When you are writing a check, it's important to understand the input to the check. This will be the IaC file that you are scanning; for example, a Kubernetes YAML resource definition, or an AWS JSON CloudFormation, or in our case a Dockerfile.

Since Rego is primarily tailored to query JSON objects, all incoming configuration files needs to be first converted to structured objects, which is available to the Rego code as the input variable. This is nothing that users have to do manually in Trivy. Instead, Rego makes it possible to pass in custom Schemas that detail how files are converted. Once Rego has access to a custom Schema, it will know in which format to access configuration files such as a Dockerfile.

Here you can find the schemas that define how different configuration files are converted to JSON by Trivy. This tutorial will make use of the dockerfile.json schema. The schema will need to be parsed into your custom check.

Users can also use the Schema Explorer to view the structure of the data provided to Rego.

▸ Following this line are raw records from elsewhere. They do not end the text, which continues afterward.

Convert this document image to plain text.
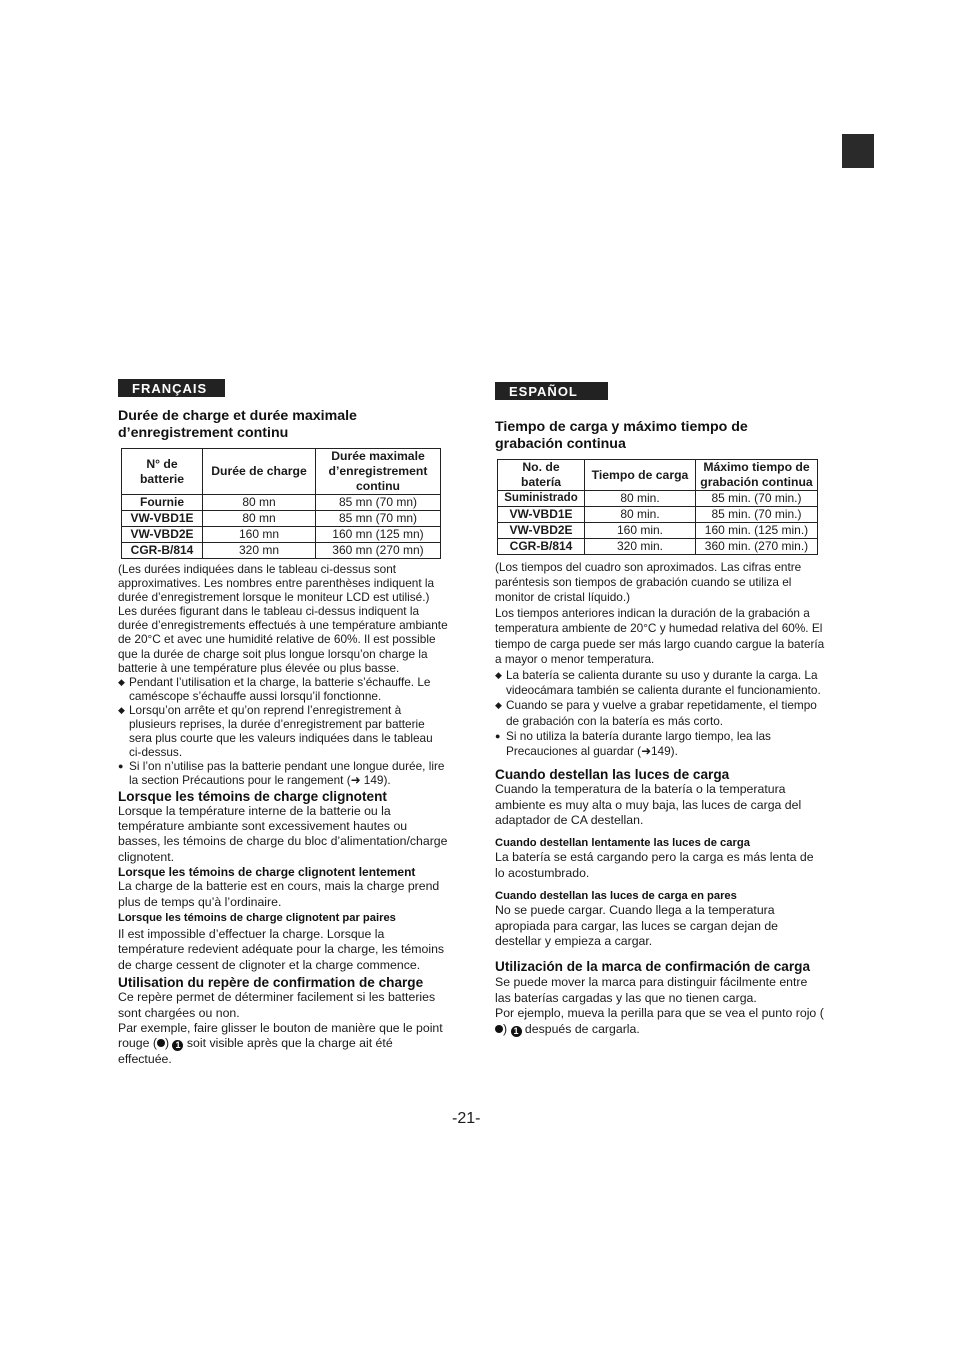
FRANÇAIS
Durée de charge et durée maximale d’enregistrement continu
N° de batterie	Durée de charge	Durée maximale d’enregistrement continu
Fournie	80 mn	85 mn (70 mn)
VW-VBD1E	80 mn	85 mn (70 mn)
VW-VBD2E	160 mn	160 mn (125 mn)
CGR-B/814	320 mn	360 mn (270 mn)

(Les durées indiquées dans le tableau ci-dessus sont approximatives. Les nombres entre parenthèses indiquent la durée d’enregistrement lorsque le moniteur LCD est utilisé.)

Les durées figurant dans le tableau ci-dessus indiquent la durée d’enregistrements effectués à une température ambiante de 20°C et avec une humidité relative de 60%. Il est possible que la durée de charge soit plus longue lorsqu’on charge la batterie à une température plus élevée ou plus basse.

◆ Pendant l’utilisation et la charge, la batterie s’échauffe. Le caméscope s’échauffe aussi lorsqu’il fonctionne.
◆ Lorsqu’on arrête et qu’on reprend l’enregistrement à plusieurs reprises, la durée d’enregistrement par batterie sera plus courte que les valeurs indiquées dans le tableau ci-dessus.
● Si l’on n’utilise pas la batterie pendant une longue durée, lire la section Précautions pour le rangement (➜ 149).
Lorsque les témoins de charge clignotent

Lorsque la température interne de la batterie ou la température ambiante sont excessivement hautes ou basses, les témoins de charge du bloc d’alimentation/charge clignotent.

Lorsque les témoins de charge clignotent lentement

La charge de la batterie est en cours, mais la charge prend plus de temps qu’à l’ordinaire.

Lorsque les témoins de charge clignotent par paires

Il est impossible d’effectuer la charge. Lorsque la température redevient adéquate pour la charge, les témoins de charge cessent de clignoter et la charge commence.

Utilisation du repère de confirmation de charge

Ce repère permet de déterminer facilement si les batteries sont chargées ou non.

Par exemple, faire glisser le bouton de manière que le point rouge ( ) 1 soit visible après que la charge ait été effectuée.

ESPAÑOL
Tiempo de carga y máximo tiempo de grabación continua
No. de batería	Tiempo de carga	Máximo tiempo de grabación continua
Suministrado	80 min.	85 min. (70 min.)
VW-VBD1E	80 min.	85 min. (70 min.)
VW-VBD2E	160 min.	160 min. (125 min.)
CGR-B/814	320 min.	360 min. (270 min.)

(Los tiempos del cuadro son aproximados. Las cifras entre paréntesis son tiempos de grabación cuando se utiliza el monitor de cristal líquido.)

Los tiempos anteriores indican la duración de la grabación a temperatura ambiente de 20°C y humedad relativa del 60%. El tiempo de carga puede ser más largo cuando cargue la batería a mayor o menor temperatura.

◆ La batería se calienta durante su uso y durante la carga. La videocámara también se calienta durante el funcionamiento.
◆ Cuando se para y vuelve a grabar repetidamente, el tiempo de grabación con la batería es más corto.
● Si no utiliza la batería durante largo tiempo, lea las Precauciones al guardar (➜149).
Cuando destellan las luces de carga

Cuando la temperatura de la batería o la temperatura ambiente es muy alta o muy baja, las luces de carga del adaptador de CA destellan.

Cuando destellan lentamente las luces de carga

La batería se está cargando pero la carga es más lenta de lo acostumbrado.

Cuando destellan las luces de carga en pares

No se puede cargar. Cuando llega a la temperatura apropiada para cargar, las luces se cargan dejan de destellar y empieza a cargar.

Utilización de la marca de confirmación de carga

Se puede mover la marca para distinguir fácilmente entre las baterías cargadas y las que no tienen carga.

Por ejemplo, mueva la perilla para que se vea el punto rojo () 1 después de cargarla.

-21-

Create a Rego file and Specify Trivy metadata

First, create a new .rego file e.g. a docker-check.rego file:

touch docker-check.rego

Next, we need to specify metadata about the check. This is information that helps Trivy load and process the check.

# title: Verify Image
# description: Verify Image is allowed to be used and in the right format
# schemas:
#   - input: schema["dockerfile"]
# custom:
#   id: ID001
#   severity: MEDIUM
#   input:
#     selector: 
#     - type: dockerfile

Important: The METADATA has to be defined on top of the file.

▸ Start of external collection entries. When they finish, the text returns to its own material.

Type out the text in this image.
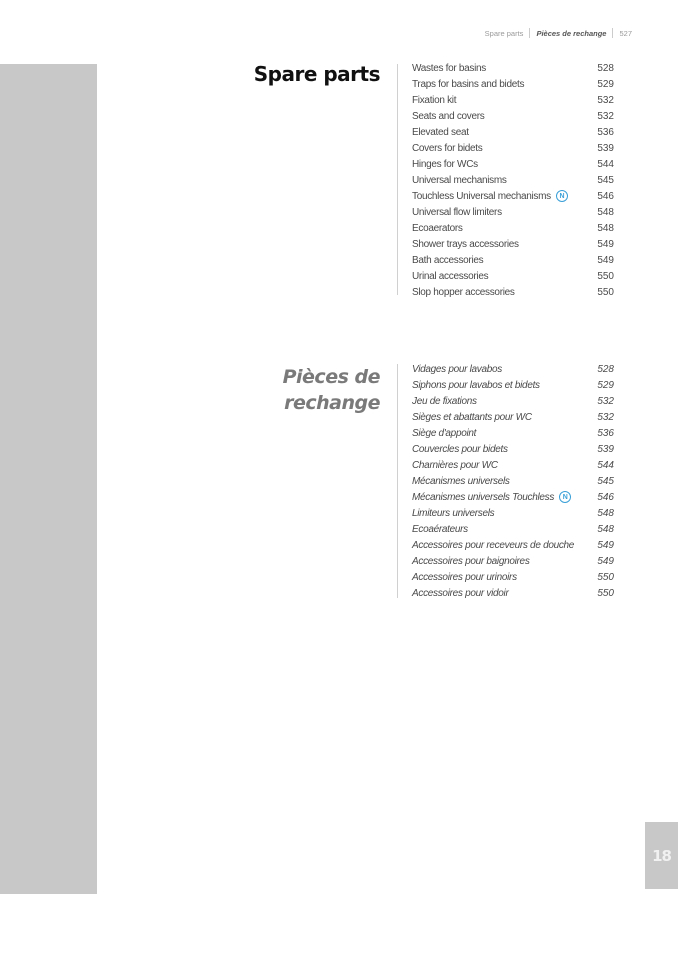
Spare parts Pièces de rechange 527
18
Spare parts
Pièces de
rechange
Wastes for basins	528
Traps for basins and bidets	529
Fixation kit	532
Seats and covers	532
Elevated seat	536
Covers for bidets	539
Hinges for WCs	544
Universal mechanisms	545
Touchless Universal mechanisms	N	546
Universal flow limiters	548
Ecoaerators	548
Shower trays accessories	549
Bath accessories	549
Urinal accessories	550
Slop hopper accessories	550
Vidages pour lavabos	528
Siphons pour lavabos et bidets	529
Jeu de fixations	532
Sièges et abattants pour WC	532
Siège d'appoint	536
Couvercles pour bidets	539
Charnières pour WC	544
Mécanismes universels	545
Mécanismes universels Touchless	N	546
Limiteurs universels	548
Ecoaérateurs	548
Accessoires pour receveurs de douche 549
Accessoires pour baignoires	549
Accessoires pour urinoirs	550
Accessoires pour vidoir	550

More information on the different fields in the metadata can be found in the Trivy documentation.

Package and imports

package custom.dockerfile.ID001


Every rego check has a package name. In our case, we will call it custom.dockerfile.ID001 to avoid confusion between custom checks and built-in checks. The group name dockerfile has no effect on the package name. Note that each package has to contain only one check. However, we can pass multiple checks into our Trivy scan. The first keyword of the package, in this case custom, will be reused in the trivy command as the --namespace.

Allowed data

The check that we are setting up compares the container images used in the Dockerfile with a list of white-listed container images. Thus, we need to add the images that are allowed to be used in the Dockerfile to our check. In our case, we will store them in an array of arrays:

allowed_images :=  {
    ["node:21-alpine3.19", "as", "build-deps"],

Select the images that are used in the Dockerfile

Next, we need to iterate over the different commands in our Dockerfile and identify the commands that provide the base container images:

deny[msg] {
    input.Stages[m].Commands[l].Cmd == "from"
    val := input.Stages[m].Commands[l].Value
    not val in allowed_images
    msg := sprintf("The container image '%s' used in the Dockerfile is not allowed", val)

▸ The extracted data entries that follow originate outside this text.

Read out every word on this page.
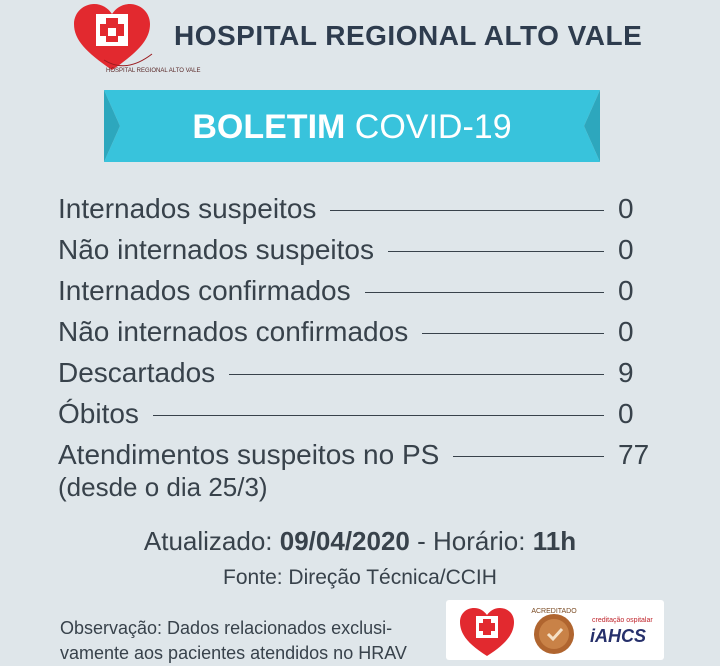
HOSPITAL REGIONAL ALTO VALE
HOSPITAL REGIONAL ALTO VALE
BOLETIM COVID-19
Internados suspeitos	0
Não internados suspeitos	0
Internados confirmados	0
Não internados confirmados	0
Descartados	9
Óbitos	0
Atendimentos suspeitos no PS	77
(desde o dia 25/3)
Atualizado: 09/04/2020 - Horário: 11h
Fonte: Direção Técnica/CCIH
Observação: Dados relacionados exclusi-vamente aos pacientes atendidos no HRAV
ACREDITADO
creditação ospitalar
iAHCS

Let's look at the check line by line:

  1. The rule should always be deny in the Trivy Rego checks
  2. input.Stages[m].Commands[l].Cmd input allows us to access the different commands in the Dockerfile. We need to access the commands that use "FROM". Every command will be converted to lowercase.
  3. val := input.Stages[m].Commands[l].Value accesses the value of the FROM command and stores it in val
  4. not val in allowed_images checks whether val is not part of our allowed images list; this part of the check relies on the import statement
  5. In case our check fails, the msg will be printed with the image name used in val

Note that Rego

  • uses AND automatically to combine conditions in this check
  • automatically iterates through the array of commands in the Dockefile and allowed images

Run the check in a Trivy misconfiguration scan

Ensure that you have Trivy installed and run the following command:

trivy fs --scanners misconf --policy ./docker-check.rego --namespaces custom ./Dockerfile

Please replace:

  • ./docker-check.rego with the file path to your check
  • custom should be replaced with your package name if different
  • ./Dockerfile is the path to the Dockerfile that should be scanned

Note: If you define custom packages, you have to specify the package prefix via --namespaces option. In our case, we called the custom package custom.